Lending reform: A branch of Punjab National Bank at Sampla in Rohtak district, Haryana. Currently, rates of all small loans given to agriculture and small-scale industries are mandated at 7%. Harikrishna Katragadda / Mint
The panel, chaired by RBI executive director Deepak Mohanty, was formed in June to review the PLR system and suggest an appropriate loan pricing system. Its mandate also includes a review of administered lending rates.
The six-member panel includes Jahangir Aziz, India chief economist of JPMorgan Chase and Co., T.T. Ram Mohan, professor at the Indian Institute of Management, Ahmedabad, and representatives from RBI and the Indian Banks’ Association, the apex bankers’ lobby, among others.
The base rate will take into consideration a bank’s cost of deposits, cost of operations and the margin that a bank needs to keep between the cost of funds and return on advances to make profits.
It will also factor in other critical operational aspects such as the cash reserve ratio (CRR), or the portion of deposits that banks need to keep with RBI and on which they do not earn any interest, and non-performing assets, or NPAs. Currently, banks are required to keep 5% of their deposits with RBI as CRR.
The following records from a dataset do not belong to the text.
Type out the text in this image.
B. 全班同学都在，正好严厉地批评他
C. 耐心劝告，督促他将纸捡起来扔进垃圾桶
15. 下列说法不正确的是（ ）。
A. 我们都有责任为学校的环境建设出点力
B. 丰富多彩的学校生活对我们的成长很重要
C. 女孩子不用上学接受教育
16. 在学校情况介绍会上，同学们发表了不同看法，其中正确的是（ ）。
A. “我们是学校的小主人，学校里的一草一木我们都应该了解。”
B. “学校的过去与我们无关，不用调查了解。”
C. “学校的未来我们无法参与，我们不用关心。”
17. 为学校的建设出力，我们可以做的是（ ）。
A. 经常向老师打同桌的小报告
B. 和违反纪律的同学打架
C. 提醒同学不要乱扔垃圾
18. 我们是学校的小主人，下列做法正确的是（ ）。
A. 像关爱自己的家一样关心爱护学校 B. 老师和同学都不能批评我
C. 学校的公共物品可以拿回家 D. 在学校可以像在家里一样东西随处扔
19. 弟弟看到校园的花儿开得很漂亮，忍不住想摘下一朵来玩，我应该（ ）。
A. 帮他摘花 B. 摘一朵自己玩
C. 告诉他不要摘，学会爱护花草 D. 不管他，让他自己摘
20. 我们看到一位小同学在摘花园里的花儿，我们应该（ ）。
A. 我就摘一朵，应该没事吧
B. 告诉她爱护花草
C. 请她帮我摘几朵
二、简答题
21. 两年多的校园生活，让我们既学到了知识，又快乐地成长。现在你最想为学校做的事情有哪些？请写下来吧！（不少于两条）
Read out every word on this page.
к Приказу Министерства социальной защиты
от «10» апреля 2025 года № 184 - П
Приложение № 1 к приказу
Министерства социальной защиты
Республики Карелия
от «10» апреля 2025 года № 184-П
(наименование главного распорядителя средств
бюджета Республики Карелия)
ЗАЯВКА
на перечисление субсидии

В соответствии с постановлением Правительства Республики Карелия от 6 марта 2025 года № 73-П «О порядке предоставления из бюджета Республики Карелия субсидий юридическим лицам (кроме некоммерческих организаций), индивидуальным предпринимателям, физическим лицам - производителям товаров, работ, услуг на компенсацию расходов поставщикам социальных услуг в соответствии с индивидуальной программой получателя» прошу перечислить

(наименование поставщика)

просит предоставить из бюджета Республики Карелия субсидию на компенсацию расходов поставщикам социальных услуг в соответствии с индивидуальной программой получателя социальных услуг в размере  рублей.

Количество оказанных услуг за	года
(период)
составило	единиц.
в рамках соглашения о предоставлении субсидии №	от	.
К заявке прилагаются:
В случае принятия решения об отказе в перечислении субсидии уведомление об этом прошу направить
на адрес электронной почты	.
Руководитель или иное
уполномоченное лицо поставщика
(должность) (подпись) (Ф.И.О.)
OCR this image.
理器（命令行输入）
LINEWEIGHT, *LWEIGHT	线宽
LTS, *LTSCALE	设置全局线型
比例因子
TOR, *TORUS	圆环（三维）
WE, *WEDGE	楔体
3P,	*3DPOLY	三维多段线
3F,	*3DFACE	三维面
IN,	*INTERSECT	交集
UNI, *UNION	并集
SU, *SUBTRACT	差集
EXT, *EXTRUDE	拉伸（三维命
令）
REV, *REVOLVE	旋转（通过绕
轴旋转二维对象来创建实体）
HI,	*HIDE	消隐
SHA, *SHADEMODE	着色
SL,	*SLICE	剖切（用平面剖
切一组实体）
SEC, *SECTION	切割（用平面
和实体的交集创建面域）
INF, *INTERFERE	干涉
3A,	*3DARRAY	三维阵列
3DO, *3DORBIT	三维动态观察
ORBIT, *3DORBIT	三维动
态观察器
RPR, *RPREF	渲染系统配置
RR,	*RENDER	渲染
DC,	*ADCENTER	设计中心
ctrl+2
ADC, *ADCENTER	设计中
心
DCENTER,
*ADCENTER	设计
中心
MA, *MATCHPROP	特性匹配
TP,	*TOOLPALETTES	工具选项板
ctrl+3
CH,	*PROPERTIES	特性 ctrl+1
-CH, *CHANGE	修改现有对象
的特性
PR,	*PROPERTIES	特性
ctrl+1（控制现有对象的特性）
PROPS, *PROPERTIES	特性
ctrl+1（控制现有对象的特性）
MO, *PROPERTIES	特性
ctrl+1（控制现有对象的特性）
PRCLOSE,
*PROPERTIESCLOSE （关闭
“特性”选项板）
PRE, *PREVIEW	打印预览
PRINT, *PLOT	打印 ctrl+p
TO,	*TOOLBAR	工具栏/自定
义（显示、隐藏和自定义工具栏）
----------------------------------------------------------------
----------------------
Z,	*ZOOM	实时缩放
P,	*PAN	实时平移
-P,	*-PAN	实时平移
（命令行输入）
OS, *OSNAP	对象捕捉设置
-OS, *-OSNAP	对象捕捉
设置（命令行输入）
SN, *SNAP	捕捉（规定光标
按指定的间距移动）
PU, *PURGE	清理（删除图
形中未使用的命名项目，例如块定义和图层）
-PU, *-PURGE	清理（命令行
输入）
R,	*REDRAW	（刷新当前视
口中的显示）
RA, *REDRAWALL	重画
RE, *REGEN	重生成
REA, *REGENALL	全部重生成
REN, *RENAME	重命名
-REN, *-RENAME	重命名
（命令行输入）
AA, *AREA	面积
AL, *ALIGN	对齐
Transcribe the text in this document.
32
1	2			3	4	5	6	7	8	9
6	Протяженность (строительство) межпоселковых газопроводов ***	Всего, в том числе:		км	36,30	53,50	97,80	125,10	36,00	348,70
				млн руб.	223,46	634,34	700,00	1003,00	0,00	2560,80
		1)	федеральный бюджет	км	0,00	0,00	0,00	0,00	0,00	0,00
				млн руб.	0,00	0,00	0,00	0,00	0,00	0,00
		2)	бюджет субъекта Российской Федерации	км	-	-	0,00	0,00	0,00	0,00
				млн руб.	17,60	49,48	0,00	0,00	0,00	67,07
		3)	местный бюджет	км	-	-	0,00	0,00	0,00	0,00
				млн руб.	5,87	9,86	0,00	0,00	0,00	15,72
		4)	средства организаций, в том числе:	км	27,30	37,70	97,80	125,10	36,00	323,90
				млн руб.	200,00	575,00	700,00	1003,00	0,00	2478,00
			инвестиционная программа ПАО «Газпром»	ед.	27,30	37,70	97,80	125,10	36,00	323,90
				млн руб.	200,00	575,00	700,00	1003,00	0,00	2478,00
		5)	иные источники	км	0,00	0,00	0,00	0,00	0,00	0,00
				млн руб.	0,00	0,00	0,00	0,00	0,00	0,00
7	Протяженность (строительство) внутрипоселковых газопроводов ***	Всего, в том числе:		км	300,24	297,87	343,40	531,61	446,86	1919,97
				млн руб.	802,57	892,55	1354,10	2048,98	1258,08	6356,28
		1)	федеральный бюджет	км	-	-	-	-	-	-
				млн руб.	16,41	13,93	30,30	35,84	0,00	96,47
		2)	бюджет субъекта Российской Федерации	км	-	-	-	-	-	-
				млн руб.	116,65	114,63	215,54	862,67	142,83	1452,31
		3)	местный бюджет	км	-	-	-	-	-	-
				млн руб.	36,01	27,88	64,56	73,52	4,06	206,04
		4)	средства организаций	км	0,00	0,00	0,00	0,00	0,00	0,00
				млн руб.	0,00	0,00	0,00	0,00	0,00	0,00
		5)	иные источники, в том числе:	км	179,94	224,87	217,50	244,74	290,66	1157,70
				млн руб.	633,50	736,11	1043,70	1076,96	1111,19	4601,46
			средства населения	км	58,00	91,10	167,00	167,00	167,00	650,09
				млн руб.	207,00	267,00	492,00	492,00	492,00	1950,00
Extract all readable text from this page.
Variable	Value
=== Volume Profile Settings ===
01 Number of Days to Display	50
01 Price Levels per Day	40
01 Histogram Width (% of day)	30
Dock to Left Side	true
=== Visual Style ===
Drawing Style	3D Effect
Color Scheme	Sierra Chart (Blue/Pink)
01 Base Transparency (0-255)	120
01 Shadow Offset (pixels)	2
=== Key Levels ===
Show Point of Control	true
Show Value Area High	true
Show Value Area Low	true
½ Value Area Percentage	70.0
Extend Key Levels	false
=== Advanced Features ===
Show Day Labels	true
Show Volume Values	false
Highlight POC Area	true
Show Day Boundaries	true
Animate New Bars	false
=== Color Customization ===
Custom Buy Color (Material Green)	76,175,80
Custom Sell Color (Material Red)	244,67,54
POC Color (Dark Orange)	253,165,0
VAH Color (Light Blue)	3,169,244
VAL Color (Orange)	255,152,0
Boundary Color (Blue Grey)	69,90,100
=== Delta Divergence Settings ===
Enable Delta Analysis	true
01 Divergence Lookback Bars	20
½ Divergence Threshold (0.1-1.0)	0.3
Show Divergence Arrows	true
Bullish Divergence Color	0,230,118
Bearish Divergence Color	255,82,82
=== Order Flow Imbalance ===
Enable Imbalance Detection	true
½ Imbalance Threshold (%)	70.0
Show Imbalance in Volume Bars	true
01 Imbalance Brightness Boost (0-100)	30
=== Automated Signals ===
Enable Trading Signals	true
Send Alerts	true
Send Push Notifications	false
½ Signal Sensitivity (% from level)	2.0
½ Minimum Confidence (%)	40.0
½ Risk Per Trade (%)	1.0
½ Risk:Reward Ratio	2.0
Banks also do not earn any interest on NPAs or stressed assets. On top of that, they are required to make provisions for such assets, all of which eats into their profitability.
Currently, rates of all small loans given to agriculture and small-scale industries are mandated at 7%, much below banks’ PLR.
Such loans are given at 7% and the government offers a 3% subsidy to banks on such loans through a budgetary provision. Besides, loans to exporters are also given at 2.5% below a bank’s PLR. Collectively, such loans account for about one-third of a bank’s loan book.
PLRs of public sector banks currently vary between 11% and 13.25%, and some private banks charge as much as 15.75%.
However, in most of the cases, such rates are of academic interest as around 75% of bank loans, by an RBI estimate, are disbursed at below PLR.
Banks keep their PLR at an artificially high rate as otherwise their earnings on some of the loans linked to PLR, such as export loans, will go down.
In fact, this partly explains why banks have not been able to bring down their PLRs in sync with the deep cut in policy rates by the central bank. RBI has pared its policy rate from 9% to 3.25% since October 2008, after the collapse of the US investment bank Lehman Brothers Holdings Inc. and the unprecedented credit crunch that hit the global financial system, but commercial banks have brought down their PLR by only 2.5-3 percentage points.
According to a senior public sector bank executive, the panel’s recommendations, if accepted, will lend a lot of transparency to the whole lending process. However, the banker, who is privy to the recommendations, conceded that calculating the final loan rate is complicated and needs more fine-tuning.
According to another banker, who also did not want to be identified as the panel’s recommendations have not been made public yet, the base rate could be in the region of 9%.
This means that no company will be able to access medium- and long-term bank loans at below 9%. Such a move will not make much difference to top-rated firms as they anyway access money at below PLR, but it will make the system transparent.